The Bird King(30)



For a moment, Fatima didn’t understand.

“I’m setting you free,” said Lady Aisha gently. “You’re no longer a thing I own, since that’s how you put it. Go, make your escape.”

Fatima let her head sink against Lady Aisha’s shoulder. She kissed the exposed sweep of collarbone, thinly clad in skin the color of the elms on the hill above.

“Thank you,” she whispered.

There was a sound above their heads, the sharp clatter of talons on rock. Vikram dropped to the ground beside them.

“There are dogs out on the hill,” he said. “And silent men. You have minutes before they pick up your scent. It’s time to leave, one way or another.”

Lady Aisha got to her feet. Hassan, who had been sitting in a daze with his knees pulled up, did likewise, clutching his leather case to his chest with the fervor of a lover.

“What do we do?” he asked.

Lady Aisha sighed and surveyed the hillside.

“You’ll never outrun dogs in this terrain,” she said. “You’ll have to cross the Vega. There’s no help for it.”

“The Vega?” Fatima looked out over the smoky plain and felt a stab of fear. “It’s so open—it’s just an empty field that goes on and on. There’s nowhere to hide, no trees, no hills, not for miles.”

“Then I suppose I must lose you as well,” said Lady Aisha to Vikram. She stroked his head. “After all these long years.”

“If you want these little palace-bred children to live, yes,” said Vikram. He caught her hand and pressed a kiss into it. “For your sake, I will help them cross the Vega.”

Lady Aisha withdrew her hand and twisted a ring off her finger, wiggling it over the bony protrusion of her knuckle. Fatima recognized it: it was set with a dark ruby encircled by tiny pearls, a gift from her husband while he still lived. Lady Aisha dropped it into Fatima’s palm.

“When you reach the edge of the valley, follow the harbor road south,” she said. “Stay off the road itself, if you can, but follow it, for there are few paths through those mountains and autumn is nearly upon us. When you reach the sea, this should buy you both passage on a ship, with a little left over if the captain is fair. Where you go then is your own business.”

Fatima slipped the ring onto her own finger. It was heavy and still warm. She wanted to say thank you, but before she could open her mouth, she heard the faint baying of a hound, intent and anguished, echoing over the hillside.

“They’re coming,” said Vikram, leaping down the rocks. “Follow me.”

Lady Aisha turned away.

“Go,” she said, pulling up her veil. “Let’s not spoil things with promises none of us can keep.”

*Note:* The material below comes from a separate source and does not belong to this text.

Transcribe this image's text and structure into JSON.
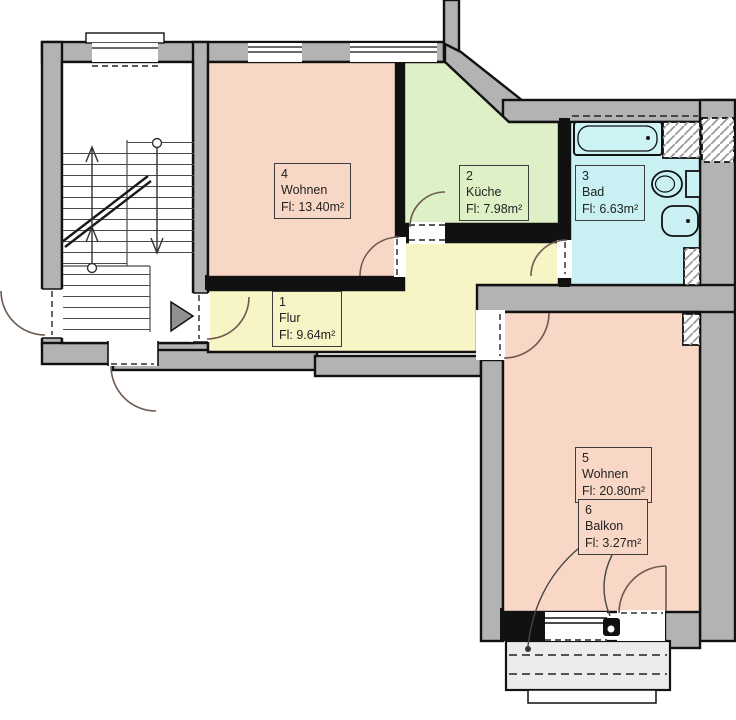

Fatima felt Hassan tug her hand. Stumbling, she followed him, feeling as though something needful had been left unsaid; longing, with a force that startled her, for the silk-shrouded figure that diminished in her wake. The palace above them had begun to cast its shadow over the medina, its red towers square and sharp, an extension of the hill on which they sat. They had stood for centuries and might stand for centuries more, but as she looked back, Fatima knew, though she could not say how, that she would never lay eyes on them again.





Chapter 7


Humming and picking at his ears, Vikram led them down the face of a sandstone cliff. The slope, all descending angles of umber and red, was so nearly vertical that Fatima’s guts heaved each time she forced herself to take a step. Too soon, she began to wonder whether she had made a grave mistake.

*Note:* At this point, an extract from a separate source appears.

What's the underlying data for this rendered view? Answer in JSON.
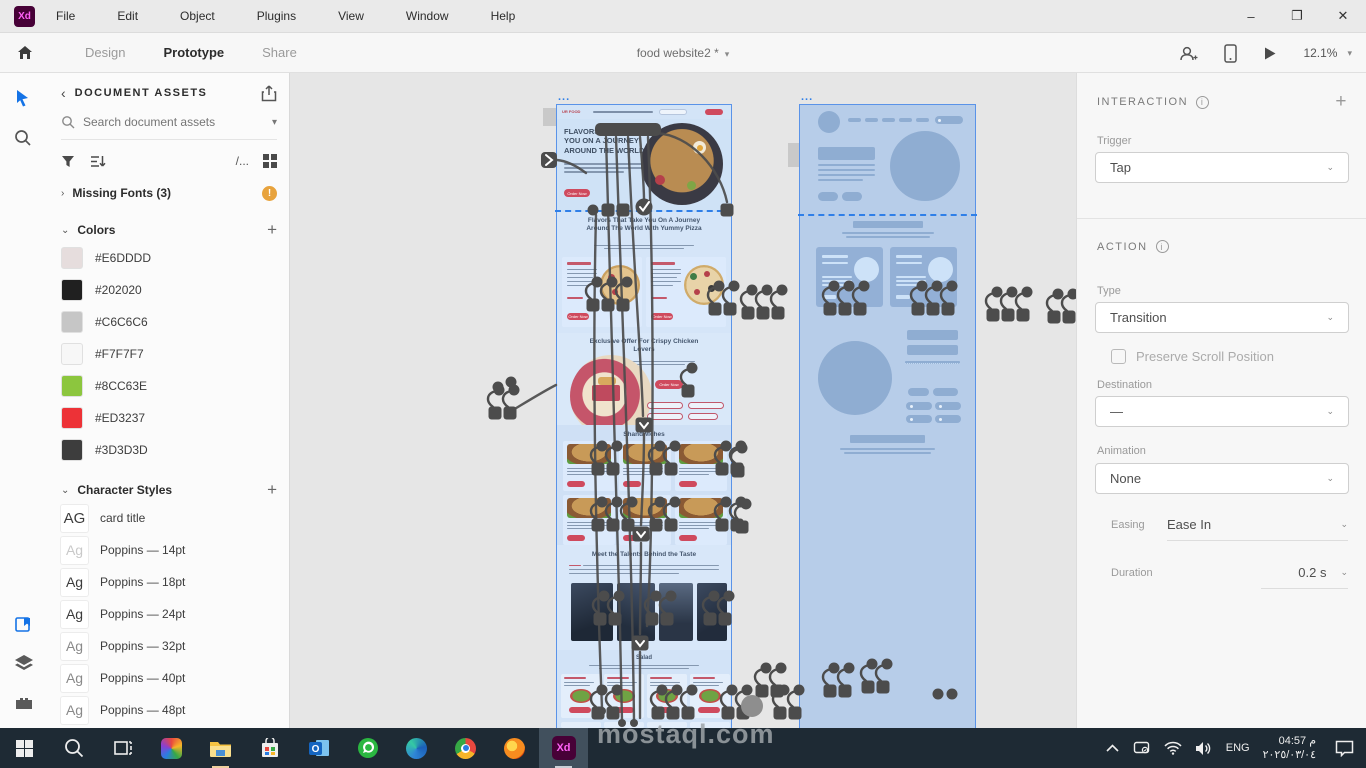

“Your left foot goes there,” called Vikram, pointing. “Then your right, here. You’ve got four limbs: as long as you only move one at a time, the other three will save you.”

“This is insane,” shrieked Hassan, who clung to a slanting boulder like a redheaded bat, his leather satchel swinging in the air below one shoulder. “We’re all going to die.”

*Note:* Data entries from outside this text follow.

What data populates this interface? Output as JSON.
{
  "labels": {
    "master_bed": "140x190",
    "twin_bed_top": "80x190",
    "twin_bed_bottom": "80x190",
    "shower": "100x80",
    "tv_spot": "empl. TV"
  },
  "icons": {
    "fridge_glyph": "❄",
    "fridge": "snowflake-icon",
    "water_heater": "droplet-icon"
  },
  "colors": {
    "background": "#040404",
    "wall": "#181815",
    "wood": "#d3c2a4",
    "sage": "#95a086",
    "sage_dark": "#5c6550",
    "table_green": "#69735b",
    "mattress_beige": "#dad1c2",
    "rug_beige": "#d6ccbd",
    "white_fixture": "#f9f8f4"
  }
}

“Not if you follow directions,” sang Vikram, flinging himself into the air and landing silently on a largish rock below. “The hounds won’t come this way. You need free will to do something this mad. We’re nearly to the bottom. The hard part begins then.”

Fatima wedged her left foot in the crack to which Vikram had pointed, uncurling one hand to shift her weight. She saw with dispassion that the skin of her thumb and forefinger had split open, leaving angry vertical tears. She was also profoundly hungry. None of it was pain, exactly—she was too alert for that, too focused to feel anything acute. Yet it was a hindrance. A small part of her quaked silently, convinced that she was ill-equipped for any purpose beyond that for which she had been raised.

“Tougher hands,” she murmured. “A smaller stomach. Better shoes. Skill with a knife.”

“Are you making a list for the greengrocer?” asked Vikram. He was standing below her on solid ground, looking up: Fatima had reached the bottom of the ledge.

“What do I do now?” she asked, craning her neck.

“Let go,” said Vikram. “I’ll catch you.”

“I’m not sure I want to do that.”

“There are other options,” conceded Vikram, scanning the mounds of tufted grass that led down to the Genil, and beyond that, to the treeless expanse of the Vega. “You could fall and break your legs and I could leave you here for the black-cloaks, though the crows might make a pass at you first.”